Mr. Stringham has no youthful memories of the behemoths on the highways because he was in kindergarten at the time and only 3,984 such models were manufactured. Each one had a base price of $5,016.

Correspondence with the seller assured Mr. Stringham that the car was as advertised. “When it came to the final bidding,” he says, “I just bid up to an amount where I allowed a reasonable amount of room for repairs.”

The car, an inch and a half shy of 19 feet long, was trucked from Vermont just before Christmas on an open trailer through snow and salt.

Mr. Stringham had directed the truck driver to the spacious parking lot of Montgomery Mall. He also enlisted the aid of his brother, Warde, to drive him to the mall. When they arrived, the truck driver had already unloaded the Imperial and it was idling while awaiting its new owner. There was just one minor problem. No title.

A telephone call to Vermont elicited a response that the owner had overlooked that detail and he would send it along. About a week later Mr. Stringham received the document in the mail.

In the meantime, the new owner drove his car, with a recorded 125,900 miles on the odometer, to his Bethesda home, followed closely by his brother, who happily reported that nothing fell off.

Upon arrival Mr. Stringham could hardly discern the color of his new/old car. He immediately set about to clean the disaster parked in his driveway. Washing away the grime exposed an abundance of gleaming chrome and stainless steel. That’s when he first saw the true color of the Normandy blue car with the part of the roof over the front seat painted white.

The new owner was pleasantly surprised that most things on the Imperial worked. The seats were in tatters and the starter was “touchy,” problems that were quickly addressed.
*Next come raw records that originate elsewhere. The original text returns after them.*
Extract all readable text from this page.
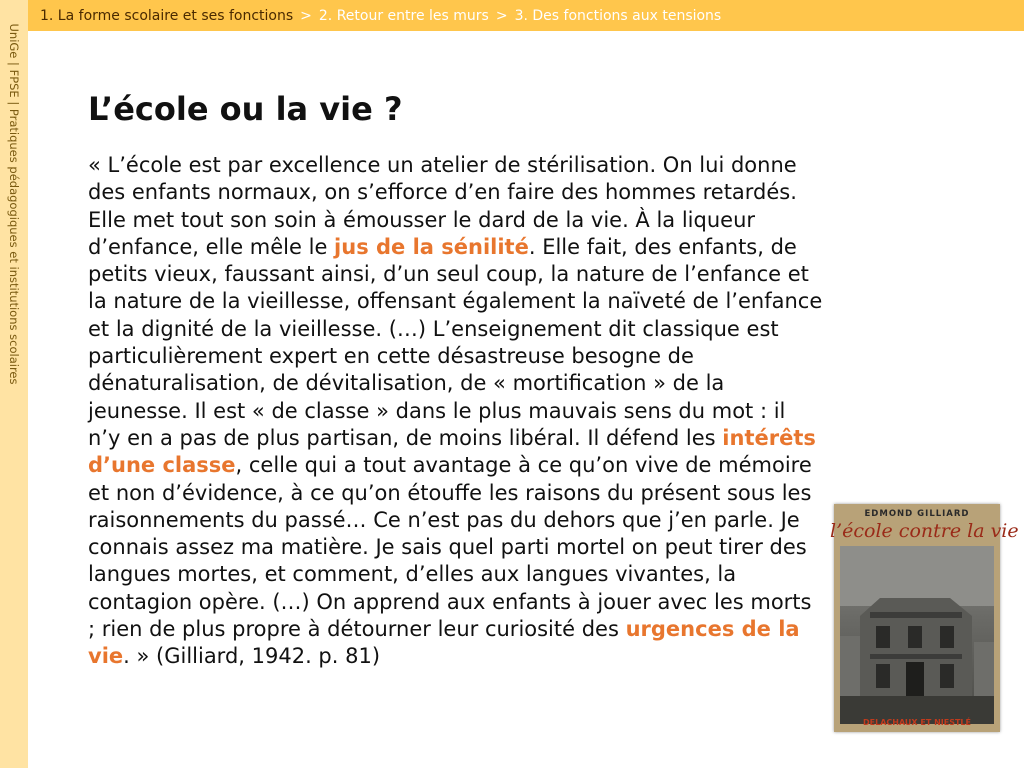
UniGe | FPSE | Pratiques pédagogiques et institutions scolaires
1. La forme scolaire et ses fonctions > 2. Retour entre les murs > 3. Des fonctions aux tensions
L’école ou la vie ?

« L’école est par excellence un atelier de stérilisation. On lui donne des enfants normaux, on s’efforce d’en faire des hommes retardés. Elle met tout son soin à émousser le dard de la vie. À la liqueur d’enfance, elle mêle le jus de la sénilité. Elle fait, des enfants, de petits vieux, faussant ainsi, d’un seul coup, la nature de l’enfance et la nature de la vieillesse, offensant également la naïveté de l’enfance et la dignité de la vieillesse. (…) L’enseignement dit classique est particulièrement expert en cette désastreuse besogne de dénaturalisation, de dévitalisation, de « mortification » de la jeunesse. Il est « de classe » dans le plus mauvais sens du mot : il n’y en a pas de plus partisan, de moins libéral. Il défend les intérêts d’une classe, celle qui a tout avantage à ce qu’on vive de mémoire et non d’évidence, à ce qu’on étouffe les raisons du présent sous les raisonnements du passé… Ce n’est pas du dehors que j’en parle. Je connais assez ma matière. Je sais quel parti mortel on peut tirer des langues mortes, et comment, d’elles aux langues vivantes, la contagion opère. (…) On apprend aux enfants à jouer avec les morts ; rien de plus propre à détourner leur curiosité des urgences de la vie. » (Gilliard, 1942. p. 81)

EDMOND GILLIARD
l’école contre la vie
DELACHAUX ET NIESTLÉ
The 15-inch bias-ply white sidewall tires on the Imperial appeared to be serviceable, but were victims of dry rot. “Driving with those tires was like driving a bathtub full of water sloshing from side to side,” Mr. Stringham says.

A new set of radial tires made a world of difference, he reports. “The car pretty much drives as smoothly and responsively as cars of today,” he says.

As befitting an automobile as luxurious as the Imperial, there are courtesy lights inside the cabin as well as under the engine hood, in the trunk and in the glove compartment.

The 4,745-pound Imperial is supported by a 129-inch wheelbase. The 350 horsepower produced by the 413-cubic-inch “wedge” V-8 engine handily propels the 6.75-foot-wide sedan. A four-barrel downdraft carburetor feeds fuel to the engine from a 23-gallon gasoline tank.

The front bucket seats in the four-door hardtop sedan, now reupholstered in blue vinyl, swivel toward the outside in order to ease exiting for the driver and passenger.